ShapleySobolKNN
We now demonstrate how to use ShapleySobolKNN for estimating Shapley Sobol’ indices (Owen, 2014; Song et al., 2016) from scattered data. If you have not installed pyfirst, please uncomment and run %pip install pyfirst below before proceeding.
# %pip install pyfirst
Imports
import numpy as np
from pyfirst import ShapleySobolKNN
Simulate Data
We simulate clean data from the Ishigami function
$$ y = f(X) = \sin(X_{1}) + 7\sin^2(X_{2}) + 0.1X_{3}^{4}\sin(X_{1}), $$
where the input \(X\) are independent features uniformly distributed on \([-\pi,\pi]^{3}\).
def ishigami(x):
x = -np.pi + 2 * np.pi * x
y = np.sin(x[0]) + 7 * np.sin(x[1])**2 + 0.1 * x[2]**4 * np.sin(x[0])
return y
np.random.seed(43)
n = 10000
p = 3
X = np.random.uniform(size=(n,p))
y = np.apply_along_axis(ishigami, 1, X)
Run ShapleySobolKNN
ShapleySobolKNN(X, y, noise=False)
array([0.42633061, 0.4428562 , 0.13081318])
Speeding Up ShapleySobolKNN
The speed-up tricks available for TotalSobolKNN are also available for ShapleySobolKNN. Please check the speed-up tricks in the TotalSobolKNN page for more details.
Noisy Data
We now look at the estimation performance on the noisy data \(y = f(X) + \epsilon\) where \(\epsilon\sim\mathcal{N}(0,1)\) is the random error. For noisy data, ShapleySobolKNN implements the Noise-Adjusted Nearest-Neighbor estimator in Huang and Joseph (2025), which corrects the bias by the Nearest-Neighbor estimator from Broto et al. (2020) when applied on noisy data.
np.random.seed(43)
n = 10000
p = 3
X = np.random.uniform(size=(n,p))
y = np.apply_along_axis(ishigami, 1, X) + np.random.normal(size=n)
ShapleySobolKNN(X, y, noise=True)
array([0.43060553, 0.4407385 , 0.12865597])
For more details about ShapleySobolKNN, please Huang and Joseph (2025).
References
Huang, C., & Joseph, V. R. (2025). Factor Importance Ranking and Selection using Total Indices. Technometrics.
Owen, A. B. (2014), “Sobol’indices and Shapley value,” SIAM/ASA Journal on Uncertainty Quantification, 2, 245–251.
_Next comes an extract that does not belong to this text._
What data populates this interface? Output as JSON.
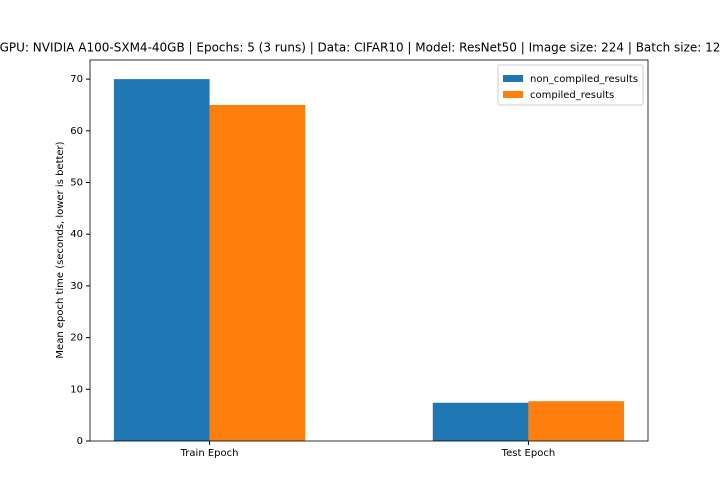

Song, E., Nelson, B. L., & Staum, J. (2016), “Shapley effects for global sensitivity analysis: Theory and computation,” SIAM/ASA Journal on Uncertainty Quantification, 4, 1060-1083.
Broto, B., Bachoc, F., & Depecker, M. (2020). Variance reduction for estimation of Shapley effects and adaptation to unknown input distribution. SIAM/ASA Journal on Uncertainty Quantification, 8(2), 693-716.
Douze, M., Guzhva, A., Deng, C., Johnson, J., Szilvasy, G., Mazaré, P.E., Lomeli, M., Hosseini, L., & Jégou, H., (2024). The Faiss library. arXiv preprint arXiv:2401.08281.
Vakayil, A., & Joseph, V. R. (2022). Data twinning. Statistical Analysis and Data Mining: The ASA Data Science Journal, 15(5), 598-610.